The following is basically in order of how things progressed in the day.

There is a guy in the neighbourhood. I have chatted with him and he seems to be educated, humorous and intelligent. When I met him I realized WOW! he is CUTE. Then I realized that he was coming onto me. YES. People do come onto me. I am not intrinsically unlikeable. But there is a catch. Yes there is always a catch. Well I dont know if he is coming onto me or is he interested in me as a friend because of our similar interests. So this can end in two ways. I can either lose my virginity to him. Or I can make a move and he will tell everyone that I am gay. Hence rubbing my family name in dust. I have no idea what I am to do. Except, brood over it and DESTROY my life.

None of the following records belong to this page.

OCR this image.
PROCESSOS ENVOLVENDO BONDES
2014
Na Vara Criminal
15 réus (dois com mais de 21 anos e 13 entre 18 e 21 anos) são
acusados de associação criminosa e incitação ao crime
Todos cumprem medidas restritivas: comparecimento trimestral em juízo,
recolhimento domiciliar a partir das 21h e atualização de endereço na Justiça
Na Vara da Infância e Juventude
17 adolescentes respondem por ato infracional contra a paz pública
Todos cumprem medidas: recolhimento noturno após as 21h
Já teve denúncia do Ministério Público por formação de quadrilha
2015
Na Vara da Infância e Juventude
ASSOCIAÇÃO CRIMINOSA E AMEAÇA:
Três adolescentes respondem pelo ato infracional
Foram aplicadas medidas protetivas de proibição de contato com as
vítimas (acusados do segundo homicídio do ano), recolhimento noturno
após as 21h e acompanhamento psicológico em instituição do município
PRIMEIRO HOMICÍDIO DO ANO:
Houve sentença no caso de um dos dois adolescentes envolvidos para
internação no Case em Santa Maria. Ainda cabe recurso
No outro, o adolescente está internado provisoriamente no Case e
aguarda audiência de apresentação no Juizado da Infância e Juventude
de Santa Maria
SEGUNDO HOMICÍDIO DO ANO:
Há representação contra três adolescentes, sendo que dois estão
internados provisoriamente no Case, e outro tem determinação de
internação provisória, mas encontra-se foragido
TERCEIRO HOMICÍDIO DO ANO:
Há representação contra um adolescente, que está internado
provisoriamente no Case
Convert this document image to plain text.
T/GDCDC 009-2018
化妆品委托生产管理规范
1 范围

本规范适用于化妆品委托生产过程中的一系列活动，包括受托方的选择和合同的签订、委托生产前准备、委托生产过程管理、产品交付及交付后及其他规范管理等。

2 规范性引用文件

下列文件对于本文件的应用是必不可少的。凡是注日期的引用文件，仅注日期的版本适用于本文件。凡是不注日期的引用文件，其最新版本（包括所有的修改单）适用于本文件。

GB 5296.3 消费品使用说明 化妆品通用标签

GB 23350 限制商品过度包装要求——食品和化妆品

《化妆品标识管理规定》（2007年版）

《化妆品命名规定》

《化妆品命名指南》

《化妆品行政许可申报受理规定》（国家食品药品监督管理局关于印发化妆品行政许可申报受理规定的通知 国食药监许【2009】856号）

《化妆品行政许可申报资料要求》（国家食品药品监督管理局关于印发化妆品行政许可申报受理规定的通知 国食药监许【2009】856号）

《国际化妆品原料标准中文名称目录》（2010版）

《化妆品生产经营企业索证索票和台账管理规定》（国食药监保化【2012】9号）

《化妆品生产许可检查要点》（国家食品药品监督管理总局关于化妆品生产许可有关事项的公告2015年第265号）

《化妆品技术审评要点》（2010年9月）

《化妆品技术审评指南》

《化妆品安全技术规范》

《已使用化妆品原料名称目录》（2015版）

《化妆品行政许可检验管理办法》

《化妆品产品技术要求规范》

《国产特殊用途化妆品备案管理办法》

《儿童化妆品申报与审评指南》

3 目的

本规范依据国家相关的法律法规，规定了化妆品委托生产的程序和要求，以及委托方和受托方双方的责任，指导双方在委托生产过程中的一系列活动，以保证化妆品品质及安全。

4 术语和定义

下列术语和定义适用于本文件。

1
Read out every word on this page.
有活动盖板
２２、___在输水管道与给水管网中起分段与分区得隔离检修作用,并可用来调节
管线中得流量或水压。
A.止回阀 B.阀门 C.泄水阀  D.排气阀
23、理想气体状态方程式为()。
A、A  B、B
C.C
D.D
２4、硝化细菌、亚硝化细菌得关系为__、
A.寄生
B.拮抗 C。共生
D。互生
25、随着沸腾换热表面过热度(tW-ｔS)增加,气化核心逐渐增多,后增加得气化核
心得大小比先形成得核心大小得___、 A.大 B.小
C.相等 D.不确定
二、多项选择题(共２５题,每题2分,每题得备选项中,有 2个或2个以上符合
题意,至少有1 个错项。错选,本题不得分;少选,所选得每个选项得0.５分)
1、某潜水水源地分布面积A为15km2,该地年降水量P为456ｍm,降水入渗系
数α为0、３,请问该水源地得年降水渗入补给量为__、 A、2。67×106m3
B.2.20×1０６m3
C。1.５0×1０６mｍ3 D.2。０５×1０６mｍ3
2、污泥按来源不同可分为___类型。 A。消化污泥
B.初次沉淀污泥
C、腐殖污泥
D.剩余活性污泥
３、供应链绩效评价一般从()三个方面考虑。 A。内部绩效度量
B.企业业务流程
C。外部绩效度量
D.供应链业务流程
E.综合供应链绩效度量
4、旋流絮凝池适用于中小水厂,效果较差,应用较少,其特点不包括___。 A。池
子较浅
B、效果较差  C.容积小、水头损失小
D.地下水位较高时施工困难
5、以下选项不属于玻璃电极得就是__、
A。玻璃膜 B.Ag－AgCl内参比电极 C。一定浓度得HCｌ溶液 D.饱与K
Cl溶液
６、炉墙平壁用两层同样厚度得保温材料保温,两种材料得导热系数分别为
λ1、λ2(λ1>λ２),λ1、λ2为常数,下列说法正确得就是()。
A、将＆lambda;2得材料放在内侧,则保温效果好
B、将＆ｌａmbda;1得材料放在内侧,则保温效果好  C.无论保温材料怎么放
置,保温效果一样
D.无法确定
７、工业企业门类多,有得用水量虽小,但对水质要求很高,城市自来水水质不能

There was a LOUD and LONG cat fight today. Sorry guys. It wasnt women. It was actual cats. And they were WILD today. Anyone who has seen a cat fight in person will know what I am talking about. Cats can be VERY VERY violent. Even more than most rightist religious zealots. Hmmmm. Sorry. Correct analogy.

Tomorrow I am going on a date to meet R. He has a boyfriend. So we are meeting as friends. And everything between us is strictly 'Platonic'. I hate him ;)

Today I had a wonderful chat with a very interesting guy. It was one of those chats on lets say semi-philosophical topics. I liked talking to him so I asked for his MSN address like I always do. He told me he wont give it to me. Then he told me is not so uncertain words that he didnt like to talk to me because I wasnt intellectual enough for him. Then he left the chat.

I wanted to go to the nearest petrol station. Drink a lot of petrol. Then suck on a cigarette. Or maybe even put it upside down in my throat.

I have decided NOT to start conversation with people on MIRC, MSN, AOL. I think I have been made to realize on too many occasions that I am intruding on people. And some of these people I know well enough to know what it means. Basically I am not fun/interesting to talk to. OK. Your call. I wont force my company on anyone. If anyone wants to chat I wont shun them. At least this way I wont be forcing my company upon others.

Also I have decided NEVER to ask for anyones MSN address no matter what. Since I cannot take rejection. I will not try to hurt myself so much. If someone else finds me interesting I would LOVE to have their contact. But I dont wanna hurt.

Then I realized that I am 23. And I am a virgin. I am a freak. I am a freakity freaking freak. I mean come on. If I told any of you that I am 23 and a virgin. You will not take me up to your place. Youd rather put down your drink and RUN!!! I mean come on I should have had sex earlier. Now it is not just sex it is a big deal. With every passing moment the pressure and the facade become more and more harder to grasp.

I was a HORRIBLE loser at the badminton match. I was BLOWN OFF because I wasnt intellectual enough. I was RUDE to a friend all day. I just realized that I dont know ONE WORD of my major in college. I have NO idea what I am doing in life. People find me BORING. So all in all. I am not good at anything that counts in life. Bad at sports. Bad at talking. Not caring. Unprofessional. Unambitous. God I am feeling very bad by the end of today.